Para pengkaji filsafat—dengan segala keterbatasan yang dihadapinya saat ini—semestinya berupaya untuk mengembalikan orientasi pengkajian filosofis sebagaimana seharusnya. Pengkajian Filsafat sebagaimana yang saat ini berlaku sebagai suatu ‘Satuan Kredit Semester’ di berbagai kampus semestinya ditingkatkan hingga tahap refleksi atas pembelajaran filosofis itu sendiri, sehingga ia tidak berhenti hanya sekedar pada kemampuan menjawab soal apalagi sekedar kumpulan kutipan belaka. Meskipun yang begini bukanlah suatu hal yang sia-sia, tapi seharusnya ada suatu keutamaan yang mesti dikejar dan ditingkatkan.
Menilik kembali pembagian cabang-cabang filsafat sebagaimana yang kini berlaku, dalam ranah filsafat teoritis sendiri muncul pertanyaan. Manakah yang mendahului: apakah ontologi mendahului epistemologi ataukah epistemologi mendahului ontologi? Dalam bahasa yang lebih populer, apakah tahu sehingga ada atau ada sehingga tahu? Jika pilihannya yang pertama, berarti pengetahuan kita meniscayakan keberadaan kita. Adapun jika pilihannya yang kedua, berarti keberadaan kita meniscayakan pengetahuan kita.
Epistemologi sendiri berasal dari kata ‘episteme’ yang berarti pengetahuan dan ‘logos’ yang berarti diskursus. Sehingga epistemologi berarti suatu ranah filsafat yang membahas pengetahuan sebagai pengetahuan, ringkasnya membahas pengetahuan itu sendiri. Dalam filsafat Islam, jelas ada persoalan manakala epistemologi yang dipahami dalam filsafat Barat ini kemudian diterapkan untuk membahas bahasan pokok dalam filsafat Islam: wujud.
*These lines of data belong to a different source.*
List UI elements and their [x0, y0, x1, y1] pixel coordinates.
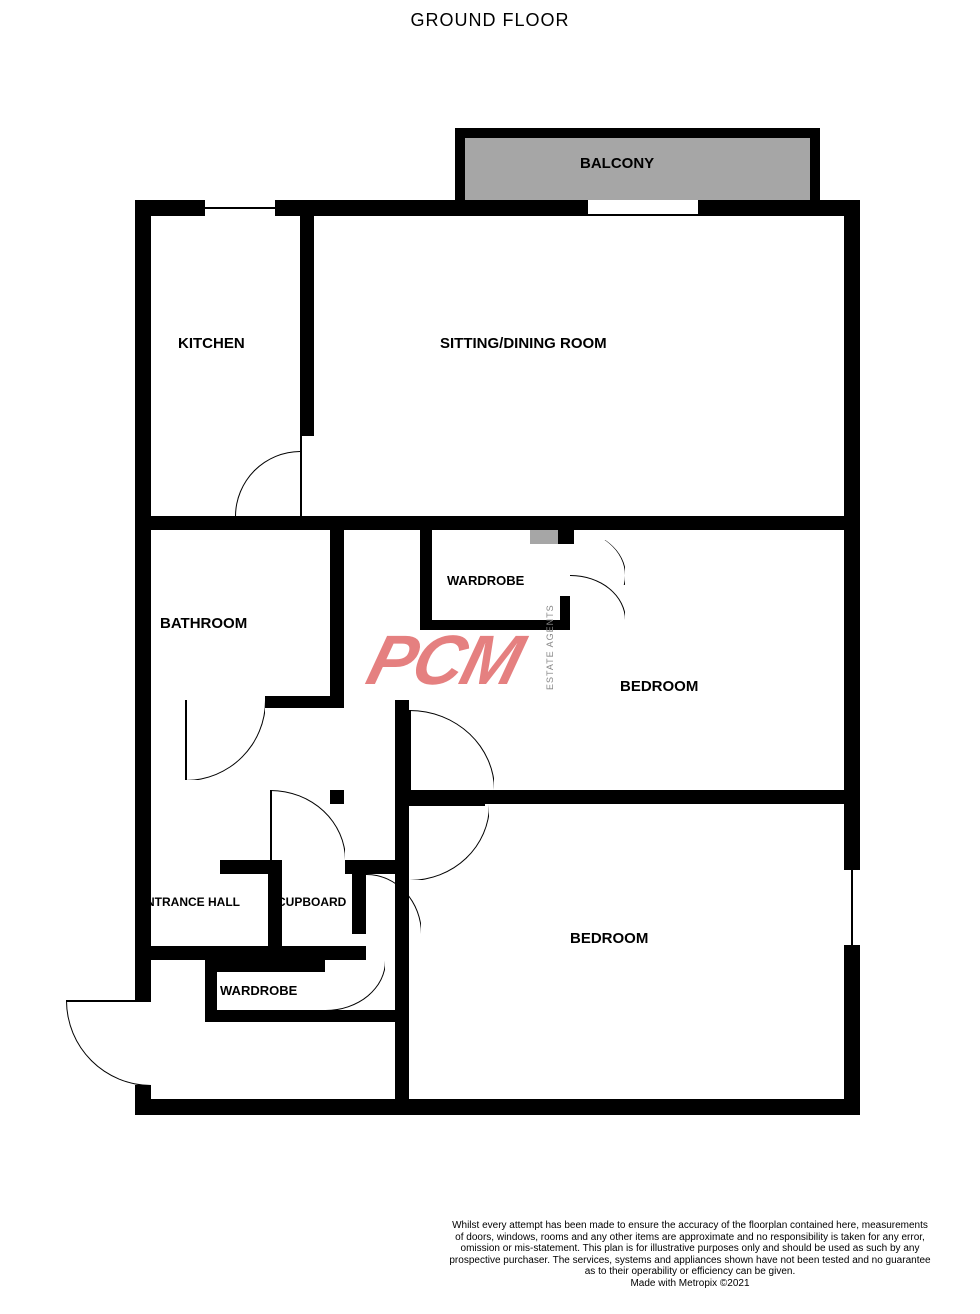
wall-cupboard-right — [352, 874, 366, 934]
wall-wardrobe2-bottom — [205, 1010, 409, 1022]
door-kitchen — [235, 436, 300, 516]
window-bedroom2-line — [851, 870, 853, 945]
wall-cupboard-left — [268, 860, 282, 960]
door-bathroom — [185, 700, 265, 780]
door-wardrobe1b — [570, 575, 625, 620]
door-wardrobe2 — [325, 960, 385, 1010]
outer-wall-right — [844, 200, 860, 1115]
wall-hall-right-upper — [395, 700, 409, 804]
page-title: GROUND FLOOR — [0, 10, 980, 31]
wall-wardrobe1-bottom — [420, 620, 570, 630]
wall-bathroom-right — [330, 530, 344, 700]
wall-hall-right-lower — [395, 804, 409, 834]
wardrobe2-label: WARDROBE — [220, 983, 297, 998]
watermark-sub: ESTATE AGENTS — [545, 604, 555, 690]
disclaimer: Whilst every attempt has been made to en… — [435, 1220, 945, 1289]
disclaimer-line-5: Made with Metropix ©2021 — [630, 1278, 749, 1289]
door-entrance-leaf — [66, 1000, 151, 1002]
entrance-label: ENTRANCE HALL — [138, 895, 240, 909]
bedroom1-label: BEDROOM — [620, 678, 698, 695]
bedroom2-label: BEDROOM — [570, 930, 648, 947]
wall-cupboard-bottom — [151, 946, 366, 960]
wall-bed-divider — [395, 790, 860, 804]
disclaimer-line-1: of doors, windows, rooms and any other i… — [455, 1232, 925, 1243]
door-hall-a — [270, 790, 345, 860]
balcony-wall-left — [455, 128, 465, 200]
wall-wardrobe2-top — [205, 960, 325, 972]
disclaimer-line-2: omission or mis-statement. This plan is … — [461, 1243, 920, 1254]
wall-wardrobe1-right — [560, 596, 570, 630]
disclaimer-line-0: Whilst every attempt has been made to en… — [452, 1220, 928, 1231]
balcony-wall-top — [455, 128, 820, 138]
outer-wall-left — [135, 200, 151, 1115]
window-balcony-line — [588, 214, 698, 216]
wall-mid-horizontal — [135, 516, 860, 530]
door-bedroom2-leaf — [409, 804, 485, 806]
door-hall-a-leaf — [270, 790, 272, 860]
wall-bathroom-bottom — [265, 696, 344, 708]
wall-wardrobe1-left — [420, 530, 432, 630]
wall-kitchen-right — [300, 216, 314, 436]
wardrobe1-gray — [530, 530, 558, 544]
door-bedroom1-leaf — [409, 710, 411, 790]
disclaimer-line-3: prospective purchaser. The services, sys… — [449, 1255, 930, 1266]
door-entrance — [66, 1000, 151, 1085]
watermark-logo: PCM — [359, 620, 530, 700]
door-cupboard — [366, 874, 421, 934]
door-bedroom2 — [409, 804, 489, 880]
wall-hall-top — [220, 860, 270, 874]
kitchen-label: KITCHEN — [178, 335, 245, 352]
cupboard-label: CUPBOARD — [277, 895, 346, 909]
bathroom-label: BATHROOM — [160, 615, 247, 632]
sitting-label: SITTING/DINING ROOM — [440, 335, 607, 352]
outer-wall-bottom — [135, 1099, 860, 1115]
door-bedroom1 — [409, 710, 494, 790]
wardrobe1-label: WARDROBE — [447, 573, 524, 588]
door-kitchen-leaf — [300, 436, 302, 516]
window-kitchen-line — [205, 207, 275, 209]
balcony-label: BALCONY — [580, 155, 654, 172]
disclaimer-line-4: as to their operability or efficiency ca… — [585, 1266, 796, 1277]
door-bathroom-leaf — [185, 700, 187, 780]
balcony-wall-right — [810, 128, 820, 200]
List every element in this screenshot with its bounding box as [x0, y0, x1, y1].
Dikarenakan ia akan membangun suatu garis pemisah antara subjek yang mengetahui realitas dengan objek pengetahuan, yakni realitas itu sendiri. Artinya, pembahasan mengenai realitas telah dipisahkan dari realitas itu sendiri. Padahal, bukankah subjek pun adalah realitas?
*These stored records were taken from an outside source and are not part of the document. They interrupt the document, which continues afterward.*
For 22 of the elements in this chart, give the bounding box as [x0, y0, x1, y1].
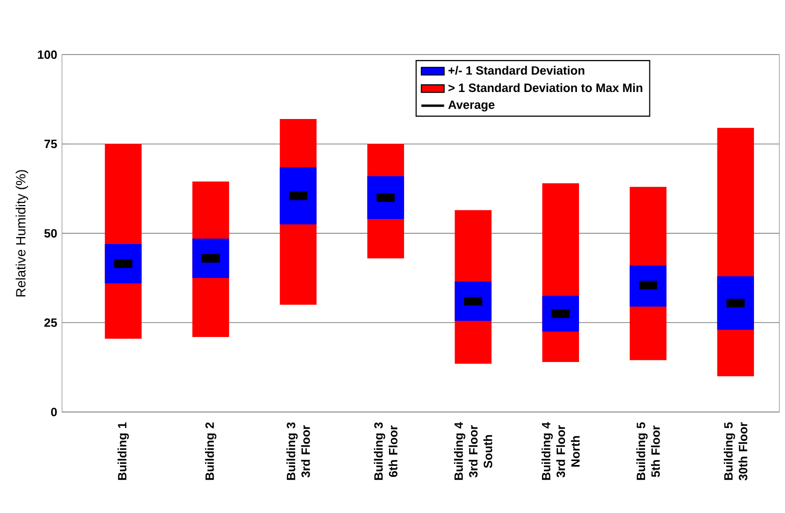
x-tick-label: Building 1 [118, 422, 129, 480]
x-tick-label: Building 2 [205, 422, 216, 480]
x-tick-label: Building 3 6th Floor [374, 422, 398, 480]
legend-label: > 1 Standard Deviation to Max Min [448, 83, 642, 92]
legend-label: Average [448, 100, 494, 112]
y-tick-label: 25 [44, 318, 57, 327]
bar [280, 167, 317, 224]
legend-label: +/- 1 Standard Deviation [448, 66, 584, 75]
bar [717, 276, 754, 330]
bar [104, 244, 142, 284]
x-tick-label: Building 4 3rd Floor North [542, 422, 580, 480]
x-tick-label: Building 3 3rd Floor [286, 422, 310, 480]
y-tick-label: 50 [44, 229, 57, 238]
y-tick-label: 100 [38, 50, 57, 59]
bar [630, 265, 666, 307]
y-axis-title: Relative Humidity (%) [16, 170, 28, 296]
x-tick-label: Building 4 3rd Floor South [454, 422, 492, 480]
y-tick-label: 0 [51, 408, 57, 416]
x-tick-label: Building 5 30th Floor [724, 422, 748, 480]
y-tick-label: 75 [44, 140, 57, 148]
x-tick-label: Building 5 5th Floor [636, 422, 660, 480]
bar [192, 238, 230, 278]
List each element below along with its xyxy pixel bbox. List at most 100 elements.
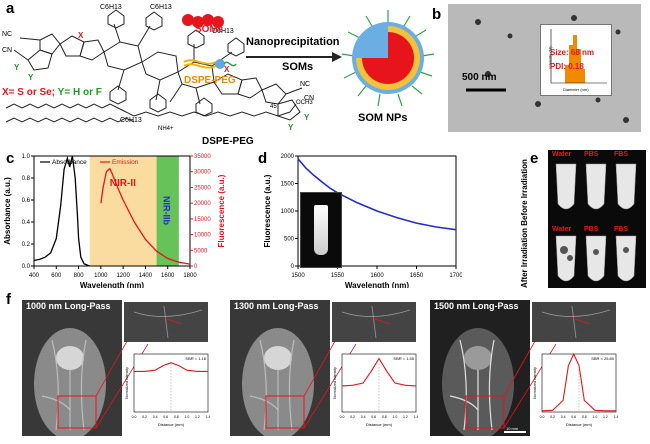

Dalam pertanyaan yang diajukan sebelumnya, jelas jawabannya adalah ontologi mendahului epistemologi. Ada sehingga tahu. Ketahuan dan ketidaktahuan kita akan keberadaan kita adalah bukti akan keberadaan kita. Dalam hal ini ada pengalaman keberadaan mengetahui dan tidak mengetahui. Kaitannya dengan epistemologi, ia menjelaskan pengalaman ini meski penjelasan itu sendiri bukanlah pengalaman itu sendiri. Dengan demikian, apapun taksonomi yang dipakai, sesungguhnya sampai di sini kita bisa menentukan di mana keutamaan ilmu berada.